Jacques Hochmann

Arrangements of Memory Self-Portrait of a Deranged Psychiatrist Publication date : April 13, 2022

Jacques Hochmann is a psychiatrist and psychoanalyst. He is an honorary member of the Société psychanalytique de Paris, emeritus professor at the Université Claude-Bernard, and honorary physician at the Hôpitaux de Lyon.

Jacques Hochmann believes in “the importance of one’s inner narrative in the formation of identity and its uncertainties.” This statement could define a humanist version of psychiatry – the exact opposite of more somatic and “objectivizing” conceptions. The desire to reduce psychic suffering to its neurobiological and behavioral determinants, for Hochmann, reflects an abandonment of the desire to understand, in the name of illusory scientific rigor. In his opinion, psychiatry remains a “special medicine” that retains an “artisanal” dimension.
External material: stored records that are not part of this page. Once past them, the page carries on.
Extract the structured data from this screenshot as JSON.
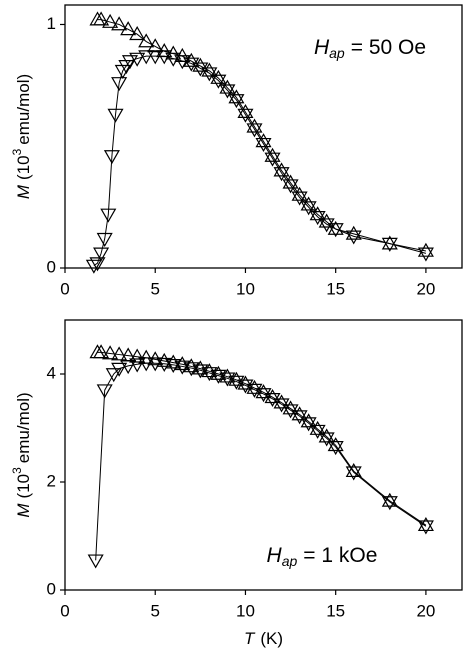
{
  "chart_data": [
    {
      "type": "line",
      "xlim": [
        0,
        22
      ],
      "ylim": [
        0,
        1.08
      ],
      "xticks": [
        0,
        5,
        10,
        15,
        20
      ],
      "yticks": [
        0,
        1
      ],
      "ylabel": [
        "M",
        "(10",
        "3",
        "emu/mol)"
      ],
      "annotation": [
        "H",
        "ap",
        "= 50 Oe"
      ],
      "series": [
        {
          "marker": "triangle-up",
          "color": "#000000",
          "x": [
            1.8,
            2,
            2.5,
            3,
            3.5,
            4,
            4.5,
            5,
            5.5,
            6,
            6.5,
            7,
            7.5,
            8,
            8.5,
            9,
            9.5,
            10,
            10.5,
            11,
            11.5,
            12,
            12.5,
            13,
            13.5,
            14,
            14.5,
            15,
            16,
            18,
            20
          ],
          "values": [
            1.02,
            1.02,
            1.01,
            1.0,
            0.98,
            0.96,
            0.93,
            0.91,
            0.89,
            0.88,
            0.87,
            0.85,
            0.83,
            0.81,
            0.78,
            0.74,
            0.7,
            0.64,
            0.58,
            0.52,
            0.46,
            0.4,
            0.35,
            0.3,
            0.26,
            0.22,
            0.19,
            0.16,
            0.14,
            0.1,
            0.07
          ]
        },
        {
          "marker": "triangle-down",
          "color": "#000000",
          "x": [
            1.6,
            1.8,
            2,
            2.2,
            2.4,
            2.6,
            2.8,
            3,
            3.2,
            3.4,
            3.6,
            4,
            4.5,
            5,
            5.5,
            6,
            6.5,
            7,
            7.5,
            8,
            8.5,
            9,
            9.5,
            10,
            10.5,
            11,
            11.5,
            12,
            12.5,
            13,
            13.5,
            14,
            14.5,
            15,
            16,
            18,
            20
          ],
          "values": [
            0.01,
            0.02,
            0.06,
            0.12,
            0.22,
            0.46,
            0.63,
            0.76,
            0.81,
            0.83,
            0.85,
            0.86,
            0.87,
            0.87,
            0.87,
            0.86,
            0.85,
            0.84,
            0.82,
            0.8,
            0.77,
            0.73,
            0.69,
            0.63,
            0.57,
            0.51,
            0.45,
            0.39,
            0.34,
            0.29,
            0.25,
            0.21,
            0.18,
            0.16,
            0.13,
            0.1,
            0.06
          ]
        }
      ]
    },
    {
      "type": "line",
      "xlim": [
        0,
        22
      ],
      "ylim": [
        0,
        5
      ],
      "xticks": [
        0,
        5,
        10,
        15,
        20
      ],
      "yticks": [
        0,
        2,
        4
      ],
      "xlabel": [
        "T",
        "(K)"
      ],
      "ylabel": [
        "M",
        "(10",
        "3",
        "emu/mol)"
      ],
      "annotation": [
        "H",
        "ap",
        "= 1 kOe"
      ],
      "series": [
        {
          "marker": "triangle-up",
          "color": "#000000",
          "x": [
            1.8,
            2,
            2.5,
            3,
            3.5,
            4,
            4.5,
            5,
            5.5,
            6,
            6.5,
            7,
            7.5,
            8,
            8.5,
            9,
            9.5,
            10,
            10.5,
            11,
            11.5,
            12,
            12.5,
            13,
            13.5,
            14,
            14.5,
            15,
            16,
            18,
            20
          ],
          "values": [
            4.4,
            4.4,
            4.38,
            4.36,
            4.34,
            4.32,
            4.3,
            4.27,
            4.24,
            4.21,
            4.18,
            4.14,
            4.1,
            4.05,
            4.0,
            3.95,
            3.89,
            3.82,
            3.74,
            3.66,
            3.57,
            3.47,
            3.36,
            3.25,
            3.12,
            2.98,
            2.84,
            2.68,
            2.2,
            1.65,
            1.2
          ]
        },
        {
          "marker": "triangle-down",
          "color": "#000000",
          "x": [
            1.7,
            2.2,
            2.7,
            3,
            3.5,
            4,
            4.5,
            5,
            5.5,
            6,
            6.5,
            7,
            7.5,
            8,
            8.5,
            9,
            9.5,
            10,
            10.5,
            11,
            11.5,
            12,
            12.5,
            13,
            13.5,
            14,
            14.5,
            15,
            16,
            18,
            20
          ],
          "values": [
            0.55,
            3.7,
            4.0,
            4.1,
            4.15,
            4.18,
            4.2,
            4.2,
            4.19,
            4.17,
            4.14,
            4.11,
            4.07,
            4.02,
            3.97,
            3.92,
            3.86,
            3.79,
            3.71,
            3.63,
            3.54,
            3.44,
            3.33,
            3.22,
            3.09,
            2.95,
            2.81,
            2.65,
            2.18,
            1.63,
            1.18
          ]
        }
      ]
    }
  ]
}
He wishes to cultivate that specialness, and attempts to understand and treat that suffering – and the apparent madness of those who were once called crazy – by giving them meaning and purpose.

The book is an illustration of this position: rather than presenting an argument, it offers a biographical narrative bringing together the psychiatrist’s personal and professional experiences and his practices and theoretical choices.

We discover the personal journey of a practitioner who, trained in the still rather inhuman world of French psychiatric institutions of the 1950s-60s (electroshock therapy and lobotomy – residues of quasi-penal doctrines and practices), during a stay in California, discovers the very libertarian ideas and practices of Palo Alto and the West Coast of an America which at the time was open to every experience. The quest for a humanist psychiatry is thus almost inevitably associated with a rejection of methods that are overly dependent on chemistry and neurobiology, one that gets closer to psychoanalytic approaches the author espouses. Along the way, we find very personal portraits of certain theoreticians, such as Carl Rogers, who hosted Hochmann in California.

This work is both a history of the proliferation of psychiatric ideas, practices, and experiments that were pursued from the end of the 1960s, and a remarkable account of the development of this “artisanal” psychiatry, which aims to be respectful of the patient and intent on reintegrating the experience of madness into the framework of a full and complete human experience.